From the above, it can be seen that: compared with the comparative example 1 and the comparative example 2, the toughening agent and the three flame retardants are added into the PC resin, so that the mechanical property is improved, particularly the elongation at break and the impact strength are improved to a great extent, the flame retardant property is also greatly improved, and the V-grade can be improved to 1.0mm V-0 grade from the V-grade. In addition, in example 1, compared with example 2, the addition of the silicone-containing copolymerized polycarbonate to the material can improve the impact strength and flame retardancy compared with the case where the silicone-containing copolymerized polycarbonate is not added.

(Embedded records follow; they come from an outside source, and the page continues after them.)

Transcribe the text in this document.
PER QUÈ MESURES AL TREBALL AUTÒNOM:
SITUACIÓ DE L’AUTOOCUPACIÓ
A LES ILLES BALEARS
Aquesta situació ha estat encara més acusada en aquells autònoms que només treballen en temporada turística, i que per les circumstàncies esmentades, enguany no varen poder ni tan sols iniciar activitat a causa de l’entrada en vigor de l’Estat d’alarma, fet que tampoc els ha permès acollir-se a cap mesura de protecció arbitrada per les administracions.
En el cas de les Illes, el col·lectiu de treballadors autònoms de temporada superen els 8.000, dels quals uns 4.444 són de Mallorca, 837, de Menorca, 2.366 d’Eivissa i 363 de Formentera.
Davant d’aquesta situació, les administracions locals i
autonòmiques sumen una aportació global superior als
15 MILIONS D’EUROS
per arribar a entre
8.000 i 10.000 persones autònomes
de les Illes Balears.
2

In addition, the invention also provides a product which is produced by molding the high-performance halogen-free flame-retardant PC conductive material, and the product can be widely applied to electronic and electrical products, such as printers, computer CPU conductive parts and other fields.

Claims (10)

1. The high-performance halogen-free flame-retardant PC conductive material is characterized by comprising the following components in parts by weight:

2. The high-performance halogen-free flame-retardant PC conductive material according to claim 1, wherein the PC resin is at least one of bisphenol A polycarbonate, polyester polycarbonate, cyclohexane bisphenol A polycarbonate, and polycarbonate synthesized by bisphenol TMC.

3. the high performance halogen-free flame retardant PC conductive material according to claim 1 or 2, wherein the melt mass flow rate of the PC resin is 3-50g/10min at 300 ℃ and 1.2Kg of load.

4. The high-performance halogen-free flame-retardant PC conductive material as claimed in claim 1, wherein the content of the silicone copolymerized polycarbonate in the PC resin is 0-82 parts.

5. The high performance halogen-free flame retardant PC conductive material of claim 1, wherein the hypophosphite flame retardant is an ethylene aluminum hypophosphite flame retardant.

6. The high-performance halogen-free flame-retardant PC conductive material according to claim 1, wherein the phosphate flame retardant is at least one of 2, 6-methylphenyl-1, 3-phenylene phosphate, tetraphenyl bisphenol A diphosphate, tetraphenyl resorcinol diphosphate and triphenyl phosphate.

7. The high-performance halogen-free flame-retardant PC conductive material according to claim 1, wherein the organosilicon flame retardant is at least one of polysilazane, polymethoxyphenylsilane, hydroxymethylsilane and cross-linked polydimethylsiloxane.

8. The high-performance halogen-free flame-retardant PC conductive material as claimed in claim 1, wherein the toughening agent is at least one of a cross-linked methacrylate-methyl methacrylate toughening agent, a butadiene-styrene-methyl methacrylate toughening agent and an organosilicon rubber-methyl methacrylate toughening agent.

9. The high performance halogen-free flame retardant PC conductive material of claim 1, further comprising at least one of an anti-dripping agent, an antibacterial agent, an ultraviolet absorber and a mold release agent.

10. A product produced by molding the high-performance halogen-free flame-retardant PC conductive material according to any one of claims 1 to 9.